Last Updated: 02/08/12 4:57pm
Baillie (left) and Stott celebrate their success
Great Britain have scooped gold and silver in the two-man canoe slalom after a dramatic final.
Etienne Stott and Tim Baillie won gold in a time of 106.41 seconds, followed by Richard Hounslow and David Florence who registered a time of 106.77 seconds to claim silver.
It meant despair for three-time Olympic champions, twin brothers Pavol and Peter Hochschorner of Slovakia, who took bronze.
Baillie and Stott were first to go in the final and set the fastest time of the day, roared on by a capacity crowd of British canoe fans.
The partisan spectators started cheering as the following Chinese crew and Polish crews hit gates, incurring costly penalties, and ranking themselves outside the medals.
The biggest threat to Baillie and Stott's time came from the Slovakian twins, who had won gold in Sydney, Athens and Beijing, but they also hit a gate and in the end finished outside the British crew's time.
As Hounslow and Florence were last to run in the final, that guaranteed Britain a gold medal. The only question concerned whether they could beat their compatriots' time.
They made the perfect start and were ahead at the first split, but coming out of the last gate they could not stay ahead of Baillie and Stott and lost out on gold by 0.36 seconds.
After two disappointing days at the Lee Valley white water course, where Britain had failed to reach the individual finals, there were scenes of joy as the victorious team jumped in the water to celebrate.
Stott told BBC Three: "It's weird, it could have been a disaster and now it's a dream.
"We did feel the pressure but for me I thought we needed something to go right today.
"There is nothing taken for granted in this sport and getting to the final was amazing."
Baillie added: "To win is mad and for these boys (Florence and Hounslow) to finish second...
"The run we had, I was hoping it might be good enough for a medal but I didn't expect that."
Despite being edged into silver-medal position, Florence was pleased with how he and Hounslow performed.
"We had to focus on our own run and we were pleased with it," he said.
"To win an Olympic medal, we are certainly not disappointed."
Hounslow added: "We are one team, it's all about Team GB but we wanted to put a result in.
"We attacked it hard all the way down but it was a sprinter's finish."
It is Britain's first ever gold in the canoe slalom, after Florence just missed out to Slovakia's Michal Martikan in the individual C1 event in Beijing by a fraction of a second.
The gold medal for Stott and Baillie was unexpected. The pairing missed out on most of last season after Stott dislocated his right shoulder in training.

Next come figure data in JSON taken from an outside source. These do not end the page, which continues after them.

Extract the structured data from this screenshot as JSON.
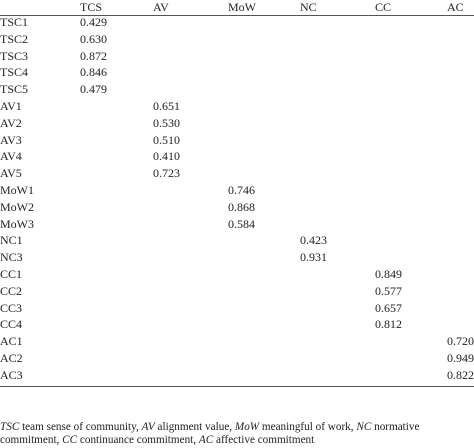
{
  "table": {
    "columns": [
      "TCS",
      "AV",
      "MoW",
      "NC",
      "CC",
      "AC"
    ],
    "groups": [
      [
        {
          "label": "TSC1",
          "value": "0.429"
        },
        {
          "label": "TSC2",
          "value": "0.630"
        },
        {
          "label": "TSC3",
          "value": "0.872"
        },
        {
          "label": "TSC4",
          "value": "0.846"
        },
        {
          "label": "TSC5",
          "value": "0.479"
        }
      ],
      [
        {
          "label": "AV1",
          "value": "0.651"
        },
        {
          "label": "AV2",
          "value": "0.530"
        },
        {
          "label": "AV3",
          "value": "0.510"
        },
        {
          "label": "AV4",
          "value": "0.410"
        },
        {
          "label": "AV5",
          "value": "0.723"
        }
      ],
      [
        {
          "label": "MoW1",
          "value": "0.746"
        },
        {
          "label": "MoW2",
          "value": "0.868"
        },
        {
          "label": "MoW3",
          "value": "0.584"
        }
      ],
      [
        {
          "label": "NC1",
          "value": "0.423"
        },
        {
          "label": "NC3",
          "value": "0.931"
        }
      ],
      [
        {
          "label": "CC1",
          "value": "0.849"
        },
        {
          "label": "CC2",
          "value": "0.577"
        },
        {
          "label": "CC3",
          "value": "0.657"
        },
        {
          "label": "CC4",
          "value": "0.812"
        }
      ],
      [
        {
          "label": "AC1",
          "value": "0.720"
        },
        {
          "label": "AC2",
          "value": "0.949"
        },
        {
          "label": "AC3",
          "value": "0.822"
        }
      ]
    ]
  },
  "footnote": [
    {
      "abbr": "TSC",
      "text": " team sense of community, "
    },
    {
      "abbr": "AV",
      "text": " alignment value, "
    },
    {
      "abbr": "MoW",
      "text": " meaningful of work, "
    },
    {
      "abbr": "NC",
      "text": " normative commitment, "
    },
    {
      "abbr": "CC",
      "text": " continuance commitment, "
    },
    {
      "abbr": "AC",
      "text": " affective commitment"
    }
  ]
}
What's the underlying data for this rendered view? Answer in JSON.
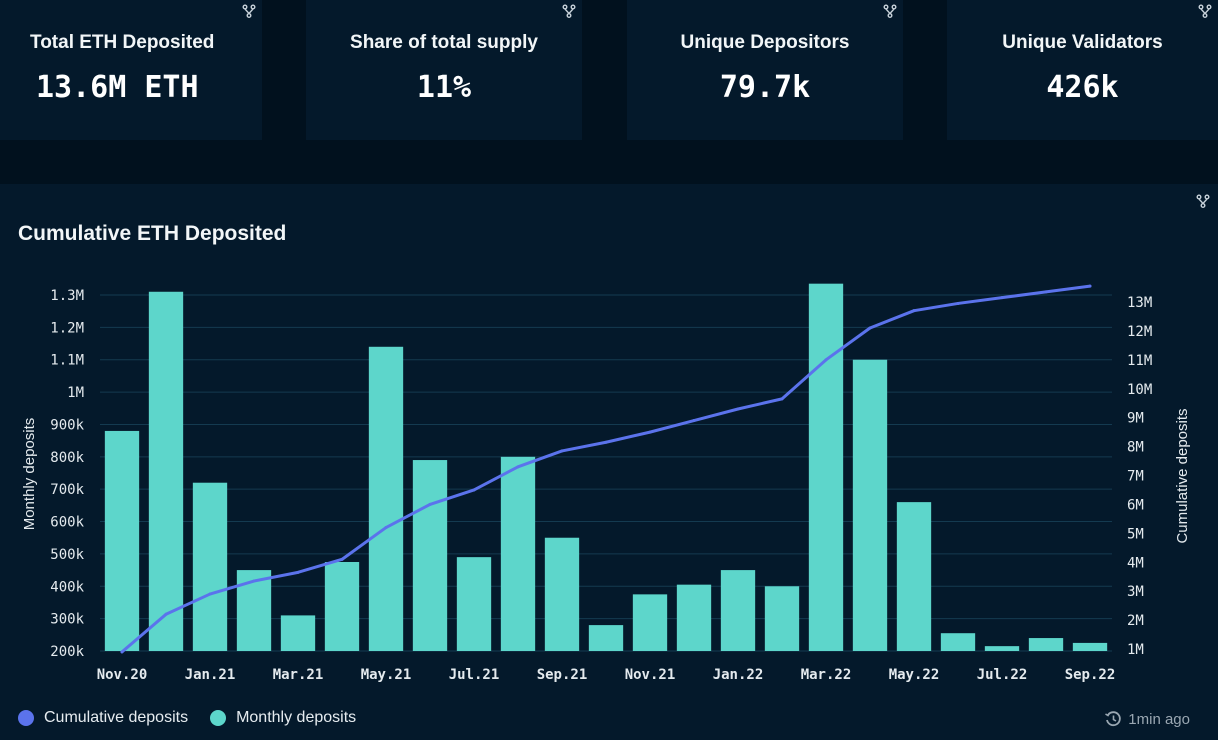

The silver medal also represents a turn around in the fortunes for Hounslow and Florence. The pairing only came together in 2009 after the Beijing Games and were ranked ninth in the world.
On Monday Florence was left devastated after failing to make the final of the C1 event, finishing 11th.
And then Hounslow flunked in the semi-final of the individual kayak, finishing 12th, leaving him outside of qualification.
Baillie, from Aberdeen, added: "We just did our best, we didn't do anything different. We have had plenty of experience over the last few days of dealing with such a loud crowd. It wasn't a perfect run by any means but everything went just well enough. All the crews out there are really good.
"It's a really hard course and we went down the fastest."
He added: "I don't think surreal really covers it. It's crazy. I think I will bask in the happy, strange glow for a few days. Coming in we weren't favourites or anything. The sport is so topsy turvy, we could have gone out in qualifying. You just never know.
"The legacy of having this venue alone and then having some fantastic results. It's an exciting sport. The course that is set there is only there for this race so when you are training, we had to prepare for every course you can imagine out there. It was just incredible."
Stott, from Bedford, continued: "The way we prepared for this race is that we just wanted to do a good honest graft on each run, to do the gates as best we could. Getting into the final was a dream.
"We were just waiting, having done our run. We got fifth place, then fourth, and then we had a medal. The Hochschorners went behind us - the best slalom athletes ever - and then Dave and Rich came down, blazing at it. We know they are a fast crew, the beat us all the time in training and they come in behind as well. It's a great script for Great Britain and it's a great script for canoeing.
"The way we prepared for this race we said we would be the same guys coming in and going out of it. We weren't going to change the way we are. There's not going to be a difference if we were champions.
"On the start line we had prepared for the crowd. We let the noise and experience wash over us. We weren't going to let it change what we were so determined to do on the course."
France's Emilie Fer won gold in the women's individual kayak slalom in a time of 105.9 seconds.
Australia's Jessica Fox, whose British-born father is five-time world champion Richard Fox, came second to claim the silver. Spain's Maialen Chourraut won bronze.
Earlier, Britain's Lizzie Neave was knocked out in the semi-final after finishing 12th.